Indie Bookstore Spotlight: City Lights Booksellers & Publishers, San Francisco, CA
ADDRESS: 261 Columbus Avenue (at Broadway), San Francisco CA, 94133
HOURS: 10 a.m. to midnight, seven days a week
FOOD/DRINKS: No café; drinks during certain signings or special events only.
HISTORY: Originally an all-paperback book store, City Lights was founded in 1953 by Beat poet Lawrence Ferglinghetti and Peter D. Martin. It has since expanded to three floors (the top floor being the Poetry Room dedicated to the works of the Beat writers, and where City Lights hosts its author events) of both hardcovers and paperbacks, including an impressive selection of titles from small, indie publishers. Two years after opening the bookstore, Ferlinghetti began publishing books under the City Lights banner, as well.
THE NEIGHBORHOOD: Columbus and Broadway is the epicenter of North Beach, the Italian enclave of San Francisco. Some traces of old Barbary Coast vice can still be found in this neighborhood, but there are also some of the city’s most venerated restaurants, bars and cafés packed into just a few square blocks, including Café Trieste, more or less the official coffee house of the Beat generation, Tosca (Hunter S. Thompson’s old watering hole), as well as Spec’s and Vesuvio, two bars that epitomize old San Francisco. Not to mention the Beat Museum. Let’s just say that North Beach will keep you busy for an afternoon.

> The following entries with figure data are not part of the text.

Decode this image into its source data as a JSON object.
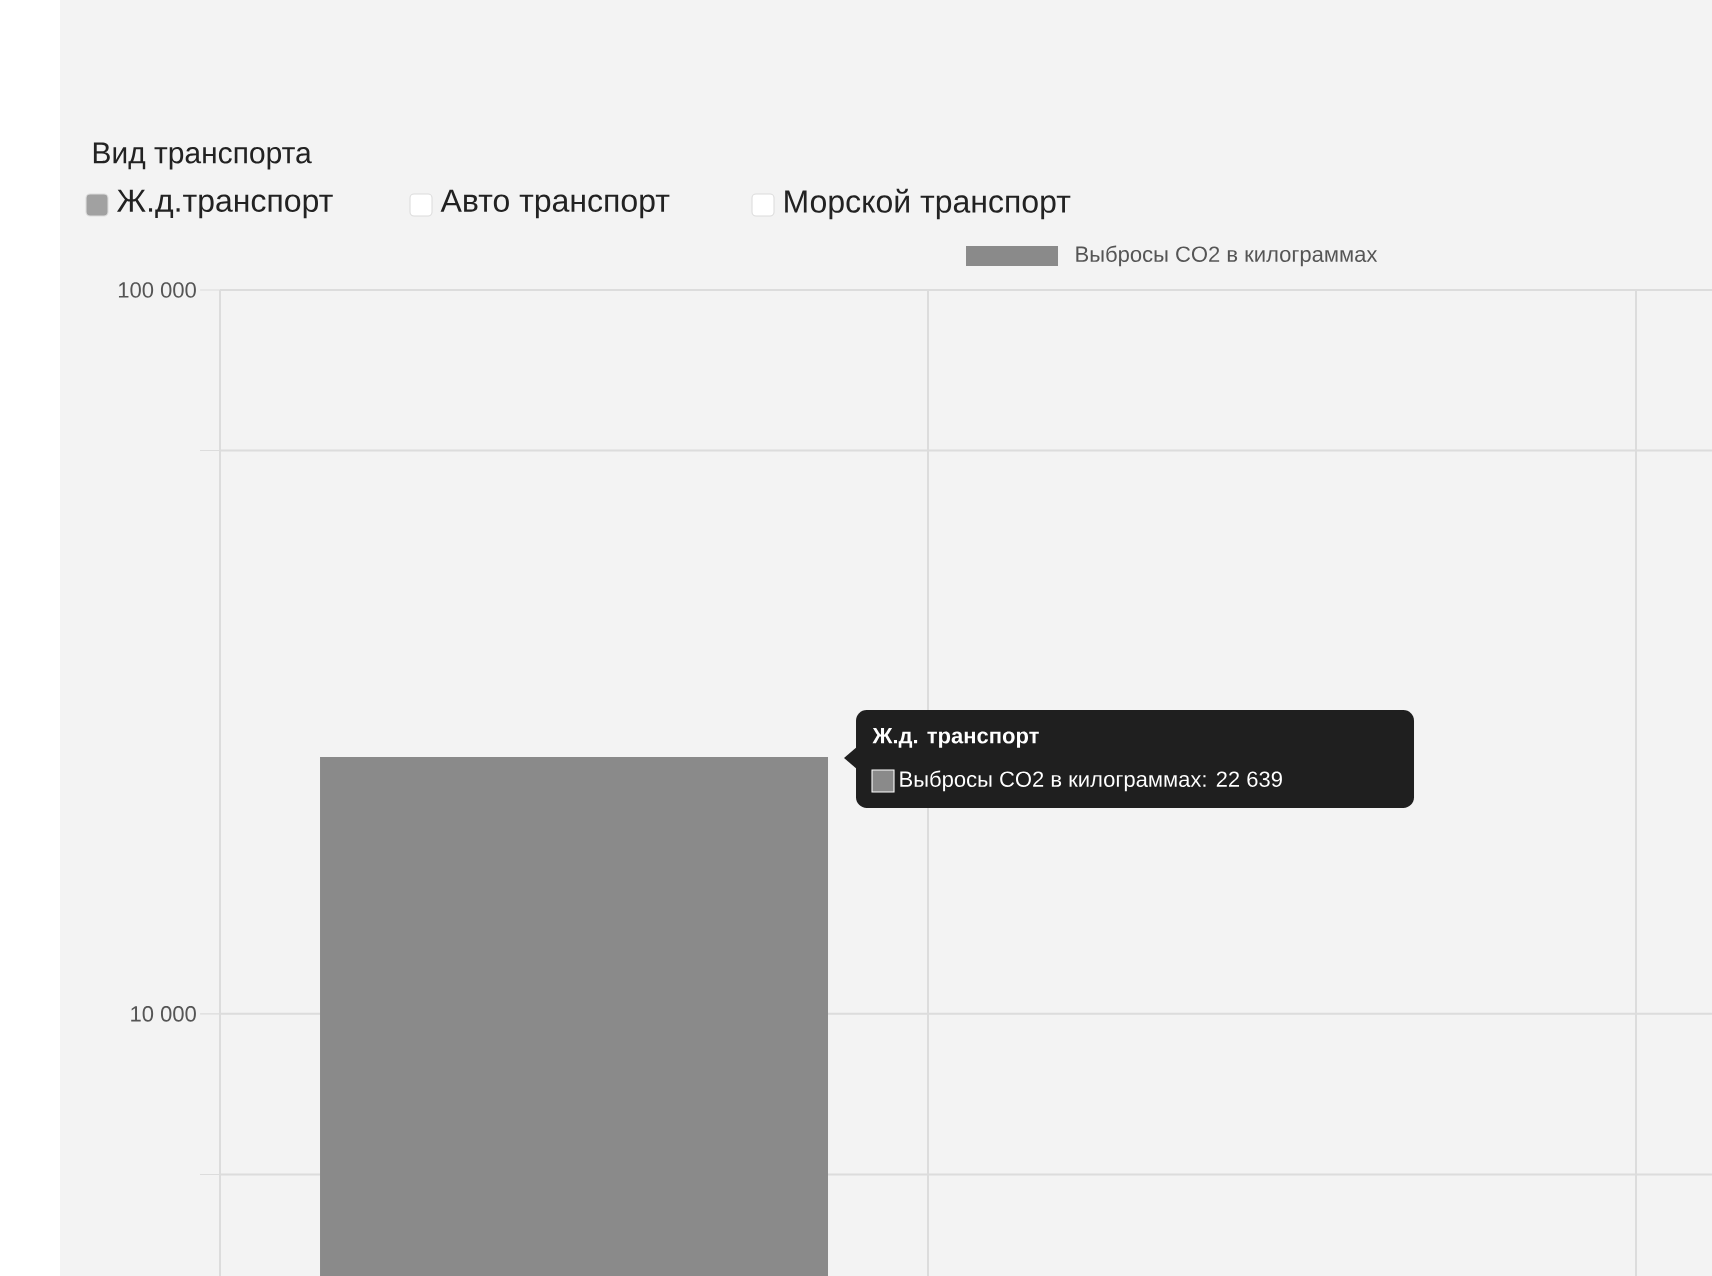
{
  "chart_data": {
    "type": "bar",
    "title": "Вид транспорта",
    "categories": [
      null,
      null,
      null
    ],
    "series": [
      {
        "name": "Выбросы CO2 в килограммах",
        "color": "#8a8a8a",
        "values": [
          22639,
          null,
          null
        ]
      }
    ],
    "log": "y",
    "ylim": [
      4345,
      100000
    ],
    "yticks": [
      {
        "value": 6000,
        "label": null
      },
      {
        "value": 10000,
        "label": "10 000"
      },
      {
        "value": 60000,
        "label": null
      },
      {
        "value": 100000,
        "label": "100 000"
      }
    ],
    "grid": true,
    "legend": "top",
    "annotations": [
      "Ж.д.транспорт",
      "Авто транспорт",
      "Морской транспорт",
      "Ж.д. транспорт",
      "Выбросы CO2 в килограммах: 22 639"
    ]
  }
}
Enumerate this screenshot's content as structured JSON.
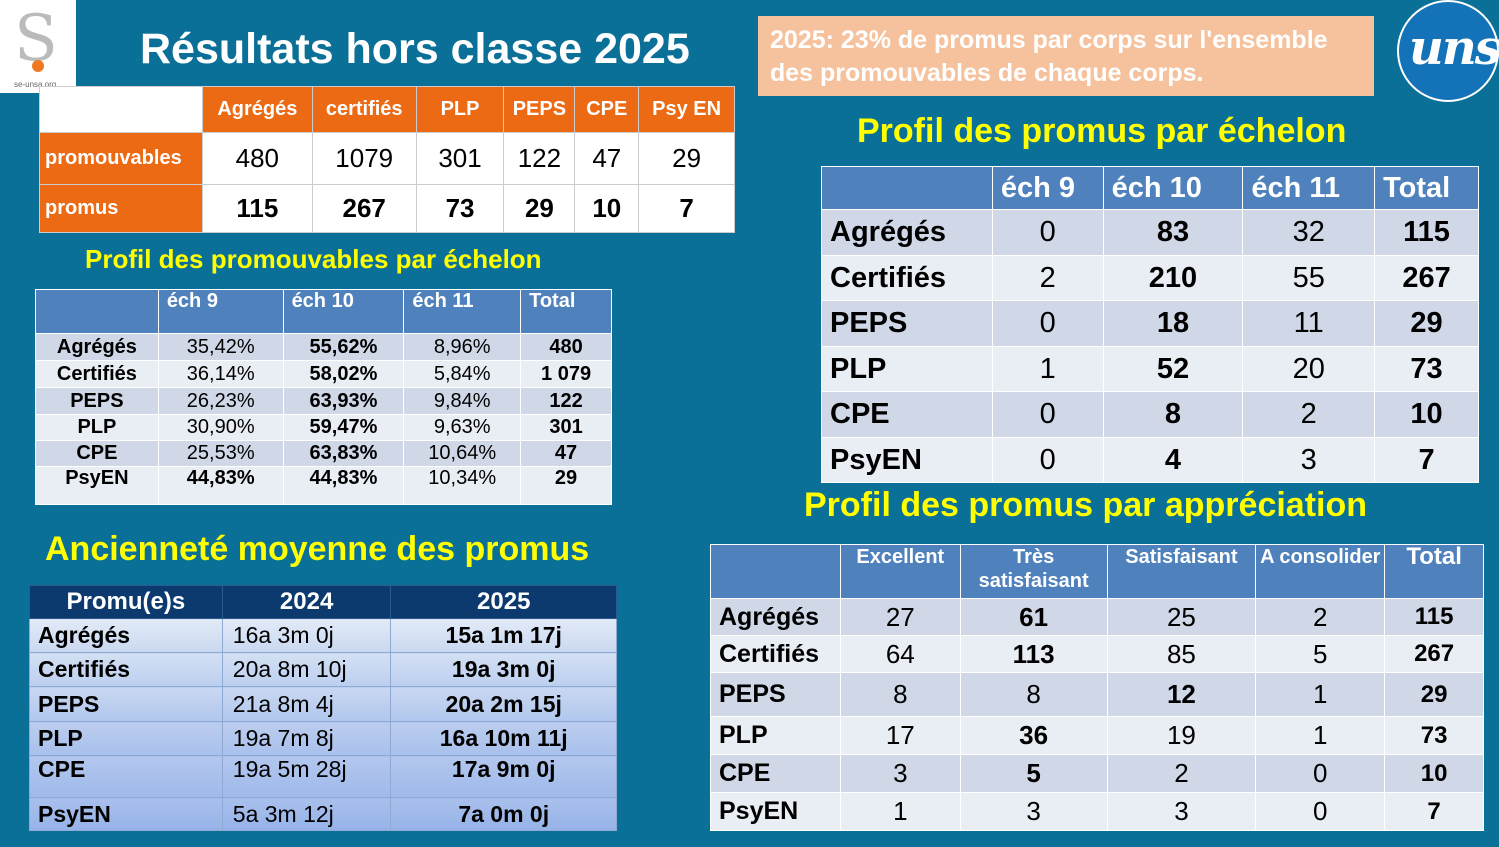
{
  "logos": {
    "se_text": "se-unsa.org",
    "unsa_text": "unsa"
  },
  "title": "Résultats hors classe 2025",
  "note": "2025: 23% de promus par corps sur l'ensemble des promouvables de chaque corps.",
  "summary": {
    "headers": [
      "Agrégés",
      "certifiés",
      "PLP",
      "PEPS",
      "CPE",
      "Psy EN"
    ],
    "rows": [
      {
        "label": "promouvables",
        "values": [
          "480",
          "1079",
          "301",
          "122",
          "47",
          "29"
        ]
      },
      {
        "label": "promus",
        "values": [
          "115",
          "267",
          "73",
          "29",
          "10",
          "7"
        ]
      }
    ]
  },
  "promouvables_profile": {
    "title": "Profil des promouvables par échelon",
    "headers": [
      "",
      "éch 9",
      "éch 10",
      "éch 11",
      "Total"
    ],
    "rows": [
      {
        "label": "Agrégés",
        "values": [
          "35,42%",
          "55,62%",
          "8,96%",
          "480"
        ]
      },
      {
        "label": "Certifiés",
        "values": [
          "36,14%",
          "58,02%",
          "5,84%",
          "1 079"
        ]
      },
      {
        "label": "PEPS",
        "values": [
          "26,23%",
          "63,93%",
          "9,84%",
          "122"
        ]
      },
      {
        "label": "PLP",
        "values": [
          "30,90%",
          "59,47%",
          "9,63%",
          "301"
        ]
      },
      {
        "label": "CPE",
        "values": [
          "25,53%",
          "63,83%",
          "10,64%",
          "47"
        ]
      },
      {
        "label": "PsyEN",
        "values": [
          "44,83%",
          "44,83%",
          "10,34%",
          "29"
        ]
      }
    ]
  },
  "promus_echelon": {
    "title": "Profil des promus par échelon",
    "headers": [
      "",
      "éch 9",
      "éch 10",
      "éch 11",
      "Total"
    ],
    "rows": [
      {
        "label": "Agrégés",
        "values": [
          "0",
          "83",
          "32",
          "115"
        ]
      },
      {
        "label": "Certifiés",
        "values": [
          "2",
          "210",
          "55",
          "267"
        ]
      },
      {
        "label": "PEPS",
        "values": [
          "0",
          "18",
          "11",
          "29"
        ]
      },
      {
        "label": "PLP",
        "values": [
          "1",
          "52",
          "20",
          "73"
        ]
      },
      {
        "label": "CPE",
        "values": [
          "0",
          "8",
          "2",
          "10"
        ]
      },
      {
        "label": "PsyEN",
        "values": [
          "0",
          "4",
          "3",
          "7"
        ]
      }
    ]
  },
  "promus_appreciation": {
    "title": "Profil des promus par appréciation",
    "headers": [
      "",
      "Excellent",
      "Très satisfaisant",
      "Satisfaisant",
      "A consolider",
      "Total"
    ],
    "rows": [
      {
        "label": "Agrégés",
        "values": [
          "27",
          "61",
          "25",
          "2",
          "115"
        ]
      },
      {
        "label": "Certifiés",
        "values": [
          "64",
          "113",
          "85",
          "5",
          "267"
        ]
      },
      {
        "label": "PEPS",
        "values": [
          "8",
          "8",
          "12",
          "1",
          "29"
        ]
      },
      {
        "label": "PLP",
        "values": [
          "17",
          "36",
          "19",
          "1",
          "73"
        ]
      },
      {
        "label": "CPE",
        "values": [
          "3",
          "5",
          "2",
          "0",
          "10"
        ]
      },
      {
        "label": "PsyEN",
        "values": [
          "1",
          "3",
          "3",
          "0",
          "7"
        ]
      }
    ]
  },
  "anciennete": {
    "title": "Ancienneté moyenne des promus",
    "headers": [
      "Promu(e)s",
      "2024",
      "2025"
    ],
    "rows": [
      {
        "label": "Agrégés",
        "values": [
          "16a 3m 0j",
          "15a 1m 17j"
        ]
      },
      {
        "label": "Certifiés",
        "values": [
          "20a 8m 10j",
          "19a 3m 0j"
        ]
      },
      {
        "label": "PEPS",
        "values": [
          "21a 8m 4j",
          "20a 2m 15j"
        ]
      },
      {
        "label": "PLP",
        "values": [
          "19a 7m 8j",
          "16a 10m 11j"
        ]
      },
      {
        "label": "CPE",
        "values": [
          "19a 5m 28j",
          "17a 9m 0j"
        ]
      },
      {
        "label": "PsyEN",
        "values": [
          "5a 3m 12j",
          "7a 0m 0j"
        ]
      }
    ]
  },
  "colors": {
    "background": "#0a7097",
    "orange": "#ec6a14",
    "yellow_title": "#ffff00",
    "header_blue": "#4f81bd",
    "note_bg": "#f6c29e"
  }
}
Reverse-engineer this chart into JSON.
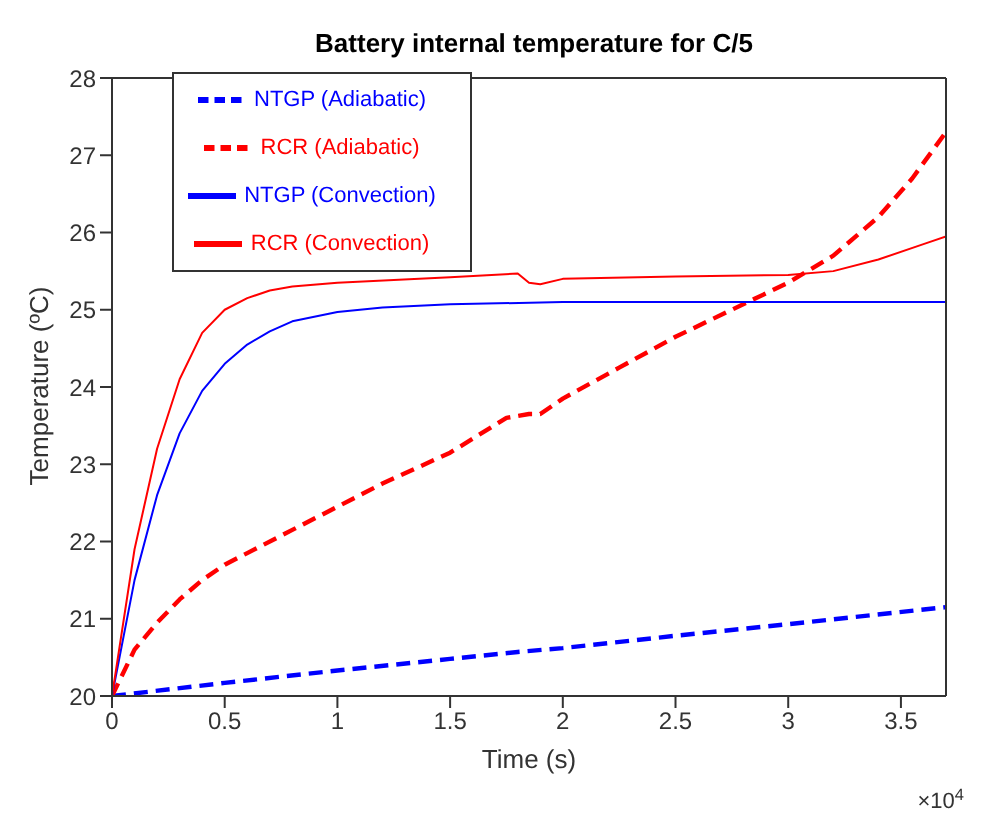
{
  "chart_data": {
    "type": "line",
    "title": "Battery internal temperature for C/5",
    "xlabel": "Time (s)",
    "ylabel": "Temperature (ºC)",
    "annotations": [
      "×10$^{4}$"
    ],
    "xlim": [
      0,
      3.7
    ],
    "xticks": [
      0,
      0.5,
      1,
      1.5,
      2,
      2.5,
      3,
      3.5
    ],
    "ylim": [
      20,
      28
    ],
    "yticks": [
      20,
      21,
      22,
      23,
      24,
      25,
      26,
      27,
      28
    ],
    "grid": false,
    "legend": "top left",
    "marker": "none",
    "series": [
      {
        "name": "NTGP (Adiabatic)",
        "color": "#0000ff",
        "line_style": "dashed",
        "x": [
          0,
          0.5,
          1,
          1.5,
          1.8,
          2,
          2.5,
          3,
          3.7
        ],
        "values": [
          20,
          20.17,
          20.33,
          20.48,
          20.57,
          20.62,
          20.78,
          20.93,
          21.15
        ]
      },
      {
        "name": "RCR (Adiabatic)",
        "color": "#ff0000",
        "line_style": "dashed",
        "x": [
          0,
          0.1,
          0.2,
          0.3,
          0.4,
          0.5,
          0.6,
          0.8,
          1,
          1.2,
          1.5,
          1.75,
          1.85,
          1.9,
          2,
          2.25,
          2.5,
          2.75,
          3,
          3.2,
          3.4,
          3.55,
          3.7
        ],
        "values": [
          20,
          20.6,
          20.95,
          21.25,
          21.5,
          21.7,
          21.85,
          22.15,
          22.45,
          22.75,
          23.15,
          23.6,
          23.65,
          23.65,
          23.85,
          24.25,
          24.65,
          25.0,
          25.35,
          25.7,
          26.2,
          26.7,
          27.3
        ]
      },
      {
        "name": "NTGP (Convection)",
        "color": "#0000ff",
        "line_style": "solid",
        "x": [
          0,
          0.1,
          0.2,
          0.3,
          0.4,
          0.5,
          0.6,
          0.7,
          0.8,
          1,
          1.2,
          1.5,
          2,
          3.7
        ],
        "values": [
          20,
          21.5,
          22.6,
          23.4,
          23.95,
          24.3,
          24.55,
          24.72,
          24.85,
          24.97,
          25.03,
          25.07,
          25.1,
          25.1
        ]
      },
      {
        "name": "RCR (Convection)",
        "color": "#ff0000",
        "line_style": "solid",
        "x": [
          0,
          0.1,
          0.2,
          0.3,
          0.4,
          0.5,
          0.6,
          0.7,
          0.8,
          1,
          1.5,
          1.8,
          1.85,
          1.9,
          2,
          2.5,
          3,
          3.2,
          3.4,
          3.6,
          3.7
        ],
        "values": [
          20,
          21.9,
          23.2,
          24.1,
          24.7,
          25.0,
          25.15,
          25.25,
          25.3,
          25.35,
          25.42,
          25.47,
          25.35,
          25.33,
          25.4,
          25.43,
          25.45,
          25.5,
          25.65,
          25.85,
          25.95
        ]
      }
    ]
  }
}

WHY IT'S AWESOME: Where to begin? I’ve always referred to City Lights as the CBGB’s of bookstores. Founded by the man who rubbed elbows with luminaries such as Ginsberg, Burroughs and Kerouac, City Lights was also the publisher who gave us Ginsberg's Howl, among a host of ground-breaking titles. The store itself has that warm, cramped-in-a-good-way feeling you get from places where books are crammed into every spare inch of space (think of the old Elliott Bay Bookstore in Seattle or, if you’ve been in Southern California long enough to remember Either/Or in Hermosa Beach, then you get the idea.
The main floor has the requisite stacks of contemporary and classic fiction, and a daunting array of translated literature from every corner of the globe. If you’re looking for poetry, you can have your fill on the top floor; genre fiction and the bulk of the non-fiction is in the basement. Down the narrow, creaky staircase is where you’ll find their selection of science fiction and crime fiction, along with theater (both plays and criticism), music and film theory (including more titles on Dada and surrealism than you thought existed) and the sciences. But it’s politics where City Lights really flexes its muscle. The basement is crammed full of political science and social criticism in a range of sections including green politics, feminism and gender studies, with some shelves brazenly labeled with categories like Muckraking and Stolen Continents.
Even if you know exactly what you’re looking for, it’s virtually impossible to get in and out of City Lights without being seduced by all the book spines coming at you from every direction. It’s best to plan your day around the visit.
THE VERDICT: I hope to be buried there. Your reaction may vary, but it’s definitely worth the trip.